100 ans après, parler de l'usine Tase à Vaux-en-Velin, c'est ouvrir un chapitre de l'histoire de ses habitants

L'usine TASE fait partie de l'histoire de Vaux-en-Velin. Cette ancienne usine de textile du bien nommé quartier Carré de soie, a employé jusqu'à 3000 salariés. De 1924 à 1980, l'usine Tase a rythmé le quotidien et même les loisirs des habitants.

Parler de l'usine Tase à Vaux-en-Velin, c'est ouvrir un chapitre de l'histoire des habitants du Carré de soie. Durant 56 ans, la vie du quartier tourne autour de l'usine de textile. Spécialisée dans la transformation de cellulose en viscose ou soie artificielle, la présence de l'usine Tase est liée aux souvenirs des Vaudais et à l'urbanisme de la commune.

De bons souvenirs

La boule en soie en est une illustration. Depuis des lustres, ce bar cantine fait face à l'ancienne usine. C'est ici que se retrouvaient les ouvriers.

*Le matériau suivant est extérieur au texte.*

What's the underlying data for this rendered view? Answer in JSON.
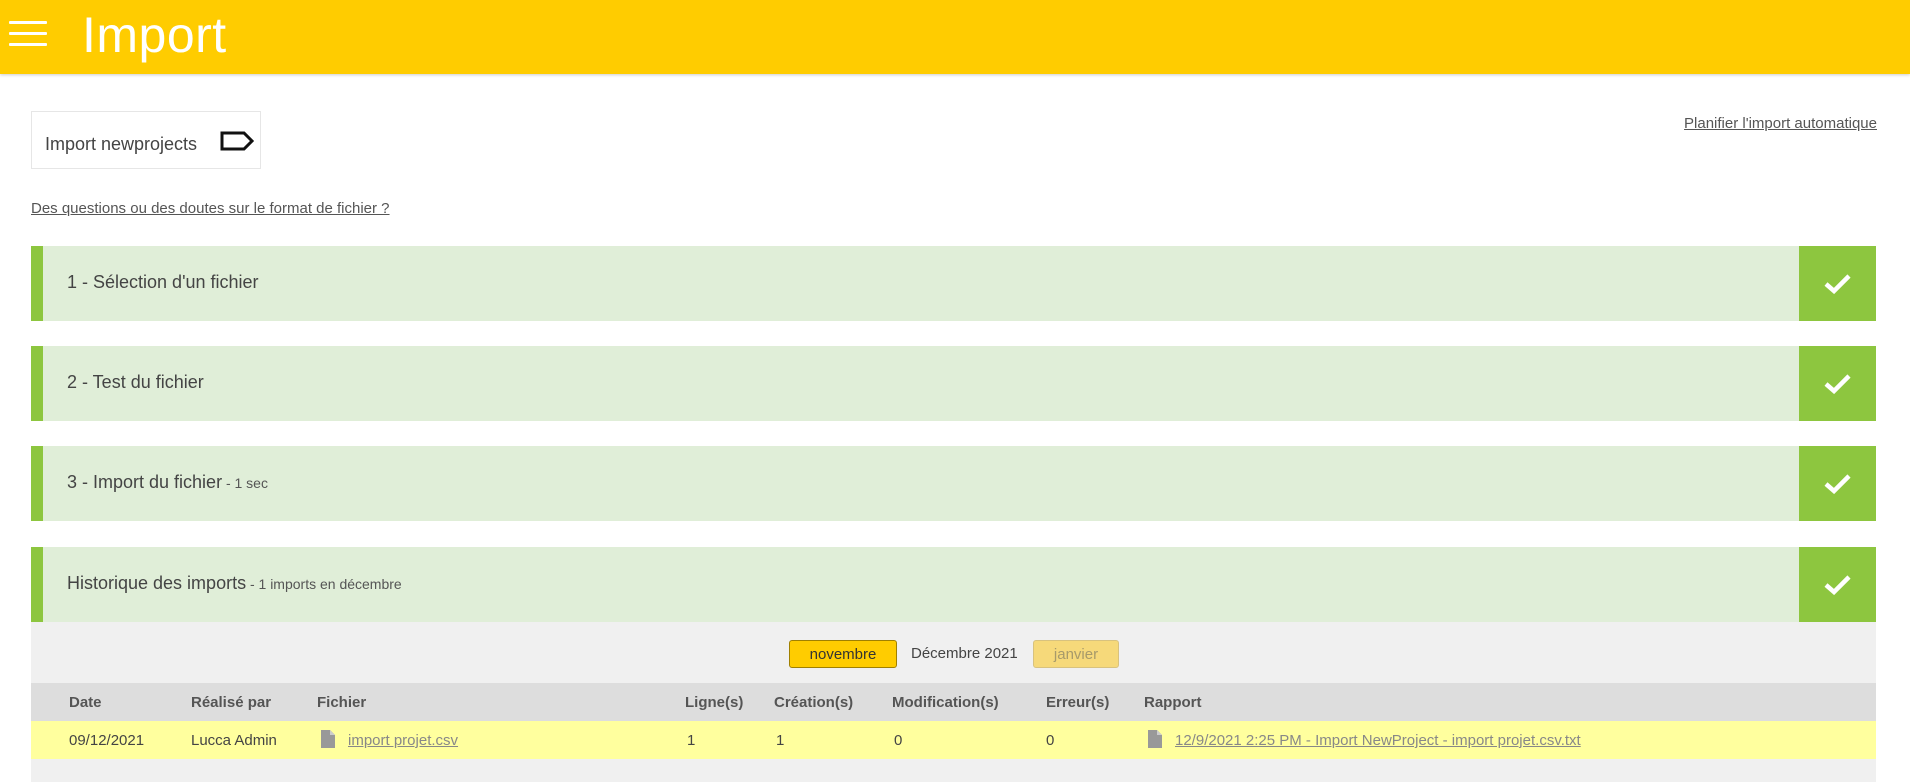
{
  "header": {
    "title": "Import"
  },
  "toolbar": {
    "import_button_label": "Import newprojects",
    "auto_import_link": "Planifier l'import automatique",
    "faq_link": "Des questions ou des doutes sur le format de fichier ?"
  },
  "steps": [
    {
      "title": "1 - Sélection d'un fichier",
      "subtitle": ""
    },
    {
      "title": "2 - Test du fichier",
      "subtitle": ""
    },
    {
      "title": "3 - Import du fichier",
      "subtitle": " - 1 sec"
    },
    {
      "title": "Historique des imports",
      "subtitle": " - 1 imports en décembre"
    }
  ],
  "history": {
    "prev_month": "novembre",
    "current_month": "Décembre 2021",
    "next_month": "janvier",
    "columns": [
      "Date",
      "Réalisé par",
      "Fichier",
      "Ligne(s)",
      "Création(s)",
      "Modification(s)",
      "Erreur(s)",
      "Rapport"
    ],
    "rows": [
      {
        "date": "09/12/2021",
        "by": "Lucca Admin",
        "file": "import projet.csv",
        "lines": "1",
        "created": "1",
        "modified": "0",
        "errors": "0",
        "report": "12/9/2021 2:25 PM - Import NewProject - import projet.csv.txt"
      }
    ]
  },
  "colors": {
    "header": "#ffcc00",
    "success": "#8dc63f",
    "step_bg": "#e0eed8",
    "highlight_row": "#ffff9e"
  },
  "icons": [
    "menu-icon",
    "tag-icon",
    "check-icon",
    "document-icon"
  ]
}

Aujourd'hui, Michel Larrivé dresse le couvert, exactement comme l'a fait sa mère pendant des décennies. Son père travaillait, lui, de l'autre côté de la rue, dans les ateliers de la Tase construite en 1924.

À l’origine de l'usine Tase, il y a une famille lyonnaise : les Gillet. À l’époque, la soie naturelle tire sa révérence, la viscose lui succède. Les Gillet se lancent dans les textiles artificiels, un marché très porteur à l’époque. L'usine constitue un fleuron, qui portera plusieurs noms, mais c’est l’acronyme Tase, pour Textile artificiel du Sud-Est, qui restera.

Michel a grandi à deux pas de l'usine.

"Les familles et tout, c’était le top, se souvient-il nostalgique, on s’amusait nous, on n’avait pas grand-chose mais on s’amusait bien, c’était bien, on avait des colonies de vacances, c’était sympa", dit-il avec le sourire sous les moustaches.

Juste derrière le café-restaurant de Michel, s'étirait la petite cité. Autour de l'immense usine c'est tout un quartier qui va voir le jour. La Tase, c’est l’archétype de la cité ouvrière. Il y a l’usine et la petite cité, des pavillons aux toits pentus ceints d'un bandeau coloré. Une cité-jardin que les patrons de l'usine, ont fait construire pour loger les contremaitres, les cadres.

À quelques minutes à pied, c'était la grande cité. Des appartements avec jardins pour les ouvriers car au plus fort de l'activité dans les années 60 jusqu'à 3 000 personnes travaillent dans ces immenses ateliers. Dont les parents de Franck et de Lydia. Leurs souvenirs sont encore vivaces.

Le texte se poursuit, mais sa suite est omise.